Non-res North America is – we've had a decent environment. It's continued to weaken. I mean the actual – what I would call the capital spending, the type of products that we sell have not been all that exciting. There's been some non-res construction, but the basic capital spending environment has not been very good in North America and – in the industries we serve. We don't serve the automotive industry, and so it's been pretty anemic at best, and there's been very little recovery. And then you see a lot of drop-off as any – all the industries that support the broad oil and gas industry, both here in North America and in Latin America and around the world, so it's been pretty broad and it's been business-by-business. If you look at the segments that we look at, this is pretty broad across very many businesses here.

SW
Steven E. WinokerAnalyst

Okay. Okay. Great. Thanks, Dave.

DF
David N. FarrChairman and CEO

Thanks, Steve. I owe you half a glass of wine for that slight positive you gave me there. With that, I want to thank everybody. Again, it clearly was an extremely challenging quarter and not pleasing to see. We are facing another extremely challenging quarter again, probably for the next two quarters.

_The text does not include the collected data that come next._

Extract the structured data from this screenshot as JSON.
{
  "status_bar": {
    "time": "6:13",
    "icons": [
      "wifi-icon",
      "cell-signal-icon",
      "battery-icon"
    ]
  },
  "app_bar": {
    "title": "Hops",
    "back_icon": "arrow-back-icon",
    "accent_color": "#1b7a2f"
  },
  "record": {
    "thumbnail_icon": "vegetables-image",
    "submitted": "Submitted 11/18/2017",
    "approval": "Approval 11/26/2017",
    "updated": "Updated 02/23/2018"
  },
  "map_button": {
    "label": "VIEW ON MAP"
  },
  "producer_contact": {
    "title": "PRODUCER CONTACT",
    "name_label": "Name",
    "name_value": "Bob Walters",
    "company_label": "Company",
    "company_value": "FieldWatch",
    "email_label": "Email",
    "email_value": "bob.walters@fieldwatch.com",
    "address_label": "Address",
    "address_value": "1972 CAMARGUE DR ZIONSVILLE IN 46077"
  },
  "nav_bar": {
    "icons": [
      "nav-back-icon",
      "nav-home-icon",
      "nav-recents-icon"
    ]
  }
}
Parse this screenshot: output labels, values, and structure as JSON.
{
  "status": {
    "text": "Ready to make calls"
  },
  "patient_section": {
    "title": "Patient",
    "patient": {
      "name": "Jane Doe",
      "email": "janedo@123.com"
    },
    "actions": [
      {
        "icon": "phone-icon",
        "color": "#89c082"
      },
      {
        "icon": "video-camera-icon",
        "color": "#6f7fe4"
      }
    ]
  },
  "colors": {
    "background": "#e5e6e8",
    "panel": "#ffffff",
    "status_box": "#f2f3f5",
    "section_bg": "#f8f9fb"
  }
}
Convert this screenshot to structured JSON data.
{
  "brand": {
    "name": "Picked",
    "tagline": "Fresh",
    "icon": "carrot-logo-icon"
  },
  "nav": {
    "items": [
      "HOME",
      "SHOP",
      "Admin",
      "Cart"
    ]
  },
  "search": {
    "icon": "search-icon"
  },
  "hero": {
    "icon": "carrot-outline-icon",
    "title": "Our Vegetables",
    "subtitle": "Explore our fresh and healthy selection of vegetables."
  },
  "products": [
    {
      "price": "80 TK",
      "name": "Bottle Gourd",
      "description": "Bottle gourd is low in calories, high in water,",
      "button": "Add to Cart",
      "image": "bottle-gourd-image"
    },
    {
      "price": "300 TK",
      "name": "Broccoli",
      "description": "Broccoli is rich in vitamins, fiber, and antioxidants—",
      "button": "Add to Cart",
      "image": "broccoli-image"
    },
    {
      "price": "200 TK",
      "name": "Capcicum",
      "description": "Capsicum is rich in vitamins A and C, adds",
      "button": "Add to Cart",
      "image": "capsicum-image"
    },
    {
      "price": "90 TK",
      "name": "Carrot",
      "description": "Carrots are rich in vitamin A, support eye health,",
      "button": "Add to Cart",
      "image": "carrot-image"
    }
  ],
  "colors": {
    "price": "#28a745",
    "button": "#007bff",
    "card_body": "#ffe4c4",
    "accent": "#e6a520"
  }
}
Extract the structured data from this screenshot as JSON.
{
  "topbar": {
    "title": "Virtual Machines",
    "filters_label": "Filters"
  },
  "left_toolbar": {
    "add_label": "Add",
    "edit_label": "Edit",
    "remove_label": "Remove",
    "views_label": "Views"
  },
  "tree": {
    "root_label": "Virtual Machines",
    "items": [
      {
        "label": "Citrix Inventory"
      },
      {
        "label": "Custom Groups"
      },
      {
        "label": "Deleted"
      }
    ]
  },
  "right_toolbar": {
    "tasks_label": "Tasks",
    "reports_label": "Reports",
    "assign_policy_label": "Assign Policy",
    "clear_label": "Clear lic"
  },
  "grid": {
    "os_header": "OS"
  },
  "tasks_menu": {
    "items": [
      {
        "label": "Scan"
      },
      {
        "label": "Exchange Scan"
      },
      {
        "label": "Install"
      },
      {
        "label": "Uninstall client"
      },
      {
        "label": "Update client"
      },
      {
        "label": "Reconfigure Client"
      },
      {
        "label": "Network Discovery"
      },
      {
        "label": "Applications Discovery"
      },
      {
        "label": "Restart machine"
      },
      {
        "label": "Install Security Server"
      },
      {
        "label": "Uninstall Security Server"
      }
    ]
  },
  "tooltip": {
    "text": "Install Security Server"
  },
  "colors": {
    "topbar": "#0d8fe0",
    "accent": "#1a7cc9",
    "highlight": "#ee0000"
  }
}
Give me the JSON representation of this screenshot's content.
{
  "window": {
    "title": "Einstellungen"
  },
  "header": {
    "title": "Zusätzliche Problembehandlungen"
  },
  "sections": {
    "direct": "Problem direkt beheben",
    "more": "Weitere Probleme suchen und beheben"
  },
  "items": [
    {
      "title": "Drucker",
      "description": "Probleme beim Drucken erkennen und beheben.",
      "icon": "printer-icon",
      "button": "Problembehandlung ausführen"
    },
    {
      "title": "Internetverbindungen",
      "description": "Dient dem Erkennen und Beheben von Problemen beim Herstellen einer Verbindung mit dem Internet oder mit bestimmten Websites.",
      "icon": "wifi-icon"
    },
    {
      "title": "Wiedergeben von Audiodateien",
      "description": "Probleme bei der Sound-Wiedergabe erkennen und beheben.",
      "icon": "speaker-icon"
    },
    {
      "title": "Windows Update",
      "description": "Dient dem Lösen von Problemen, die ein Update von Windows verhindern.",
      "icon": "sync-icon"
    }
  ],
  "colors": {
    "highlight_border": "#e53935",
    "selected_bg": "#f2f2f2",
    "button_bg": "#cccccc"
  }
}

The organization is very much focused on getting our costs and our production down in line relative to the pace of business we're seeing right now, and we're making good headway. And we would expect to see improvement in profitability here in the fourth quarter, which will give us – set us well as we move into that first quarter. So thank you very much for your time today, and I appreciate your support. Bye.

Operator

And that does conclude today's conference call. We appreciate your participation.